Et puis Lauren Bastide voit demain. Cet après essentiel qu’elle fait lire entre les lignes dans 2060. La façon de transmettre, d’abord aux enfants et à ceux qui viennent après nous. “La meilleure façon de les éduquer, c’est d’incarner. C’est leur montrer l’exemple. Si les enfants ont sous leurs yeux des modèles parentaux où il n’y a pas une répartition trop genrée des tâches ménagères, où il n’y a pas une répartition trop genrée de l’endroit où se situent l’autorité, la force, la douceur, le soin, eh bien ça ira. Et puis je pense aussi que la génération qui arrive a de toutes façons déjà franchi des étapes.” Mais pas que. Parce qu’au-delà du féminisme et des batailles contre l’ordre établi, ce que veut Lauren, c’est remettre de l’ordre humain, Faire comprendre à ses lectrices -et lecteurs, qui sont de plus en plus nombreux-, que le féminisme n’est pas un modèle figé. Elle a décidé d’arrêter La Poudre, son podcast féministe, parce qu’elle estime avoir atteint la fin d’un cycle. Elle souhaite en commencer un autre qui traite de la santé mentale. Parce que, comme elle le dit, “si j’avais terminé Présentes (son premier essai, NDLR) en faisant claquer les mots plein de rage de Virginie Despentes -“On se lève et on se casse”-, je choisis ces mots aujourd’hui: “On s’assoit et on ne bouge plus. On ne bouge plus jusqu’à ce qu’ils aient compris.” Alors, à côté d’elle, asseyons-nous.
2060 ***(*)
De Lauren Bastide, éditions Au Diable Vauvert/Nouvelles Lunes, 104 pages.

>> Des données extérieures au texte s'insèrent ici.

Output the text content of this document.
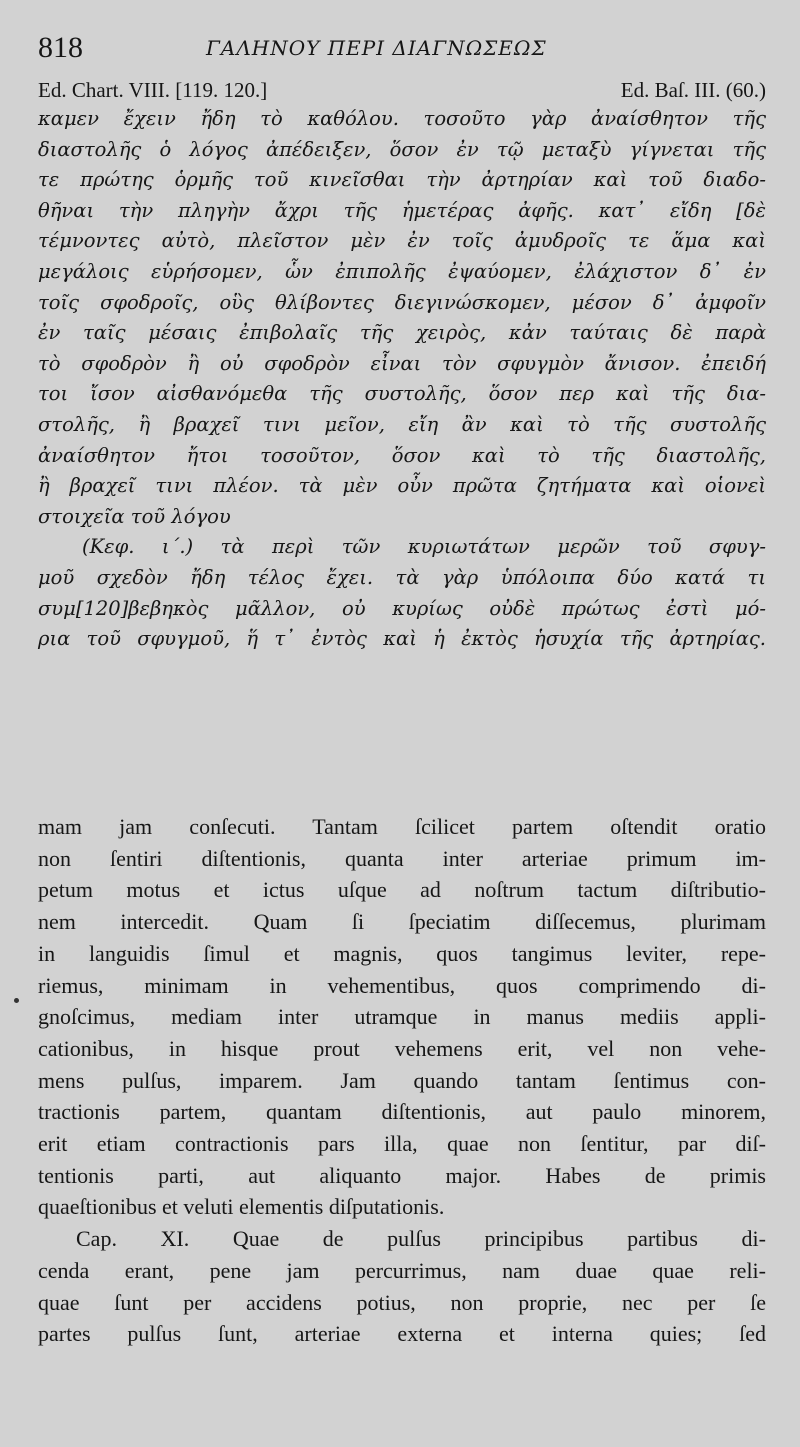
818	ΓΑΛΗΝΟΥ ΠΕΡΙ ΔΙΑΓΝΩΣΕΩΣ
Ed. Chart. VIII. [119. 120.]	Ed. Baſ. III. (60.)
καμεν ἔχειν ἤδη τὸ καθόλου. τοσοῦτο γὰρ ἀναίσθητον τῆς
διαστολῆς ὁ λόγος ἀπέδειξεν, ὅσον ἐν τῷ μεταξὺ γίγνεται τῆς
τε πρώτης ὁρμῆς τοῦ κινεῖσθαι τὴν ἀρτηρίαν καὶ τοῦ διαδο-
θῆναι τὴν πληγὴν ἄχρι τῆς ἡμετέρας ἀφῆς. κατ᾽ εἴδη [δὲ
τέμνοντες αὐτὸ, πλεῖστον μὲν ἐν τοῖς ἀμυδροῖς τε ἅμα καὶ
μεγάλοις εὑρήσομεν, ὧν ἐπιπολῆς ἐψαύομεν, ἐλάχιστον δ᾽ ἐν
τοῖς σφοδροῖς, οὓς θλίβοντες διεγινώσκομεν, μέσον δ᾽ ἀμφοῖν
ἐν ταῖς μέσαις ἐπιβολαῖς τῆς χειρὸς, κἀν ταύταις δὲ παρὰ
τὸ σφοδρὸν ἢ οὐ σφοδρὸν εἶναι τὸν σφυγμὸν ἄνισον. ἐπειδή
τοι ἴσον αἰσθανόμεθα τῆς συστολῆς, ὅσον περ καὶ τῆς δια-
στολῆς, ἢ βραχεῖ τινι μεῖον, εἴη ἂν καὶ τὸ τῆς συστολῆς
ἀναίσθητον ἤτοι τοσοῦτον, ὅσον καὶ τὸ τῆς διαστολῆς,
ἢ βραχεῖ τινι πλέον. τὰ μὲν οὖν πρῶτα ζητήματα καὶ οἱονεὶ
στοιχεῖα τοῦ λόγου
(Κεφ. ι΄.) τὰ περὶ τῶν κυριωτάτων μερῶν τοῦ σφυγ-
μοῦ σχεδὸν ἤδη τέλος ἔχει. τὰ γὰρ ὑπόλοιπα δύο κατά τι
συμ[120]βεβηκὸς μᾶλλον, οὐ κυρίως οὐδὲ πρώτως ἐστὶ μό-
ρια τοῦ σφυγμοῦ, ἥ τ᾽ ἐντὸς καὶ ἡ ἐκτὸς ἡσυχία τῆς ἀρτηρίας.
mam jam conſecuti. Tantam ſcilicet partem oſtendit oratio
non ſentiri diſtentionis, quanta inter arteriae primum im-
petum motus et ictus uſque ad noſtrum tactum diſtributio-
nem intercedit. Quam ſi ſpeciatim diſſecemus, plurimam
in languidis ſimul et magnis, quos tangimus leviter, repe-
riemus, minimam in vehementibus, quos comprimendo di-
gnoſcimus, mediam inter utramque in manus mediis appli-
cationibus, in hisque prout vehemens erit, vel non vehe-
mens pulſus, imparem. Jam quando tantam ſentimus con-
tractionis partem, quantam diſtentionis, aut paulo minorem,
erit etiam contractionis pars illa, quae non ſentitur, par diſ-
tentionis parti, aut aliquanto major. Habes de primis
quaeſtionibus et veluti elementis diſputationis.
Cap. XI. Quae de pulſus principibus partibus di-
cenda erant, pene jam percurrimus, nam duae quae reli-
quae ſunt per accidens potius, non proprie, nec per ſe
partes pulſus ſunt, arteriae externa et interna quies; ſed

Elle a 80 ans. Elle est dans sa maison à Paris, cernée par la montée de l’eau. Elle a son jardin, ses fleurs, ses livres et ses souvenirs. Elle n’a pas de prénom, mais le nom de toutes celles qui ont vécu avant elle. Elle est forte de tout ce qu’elle a pu vivre. Elle, c’est l’héroïne de 2060, qui vit heure par heure le dernier jour du monde et donc de sa vie. Lauren Bastide a écrit 2060 à l’encre des colères et des luttes. Un roman d’où sourd le féminisme incarné. Parce que 2060, c’est le dernier jour d’une femme dont on ne connaît pas le nom mais dont on connaîtra les luttes. Elle fut épouse, mère, amante d’une femme, amante d’un homme. S’égrènent dans ce livre ces heures avant la fin du monde: le réveil, à la pointe de ce jour particulier, sensuel malgré tout, puis les heures qui suivent, en promenades, endormissements et réveils. Tout est doux, même ce monde qui gronde et se protège de l’irréel. Un irréel hallucinant, comme un futur proche. Si l’écriture de Lauren Bastide, dans ses essais, emprunte les voies de l’humour et du style direct, incisif, ce 2060 est empreint de mélancolie douce, d’apaisement. Son écriture se laisse avaler doucement, comme le signe d’une fin d’un monde. Pour pouvoir passer au suivant.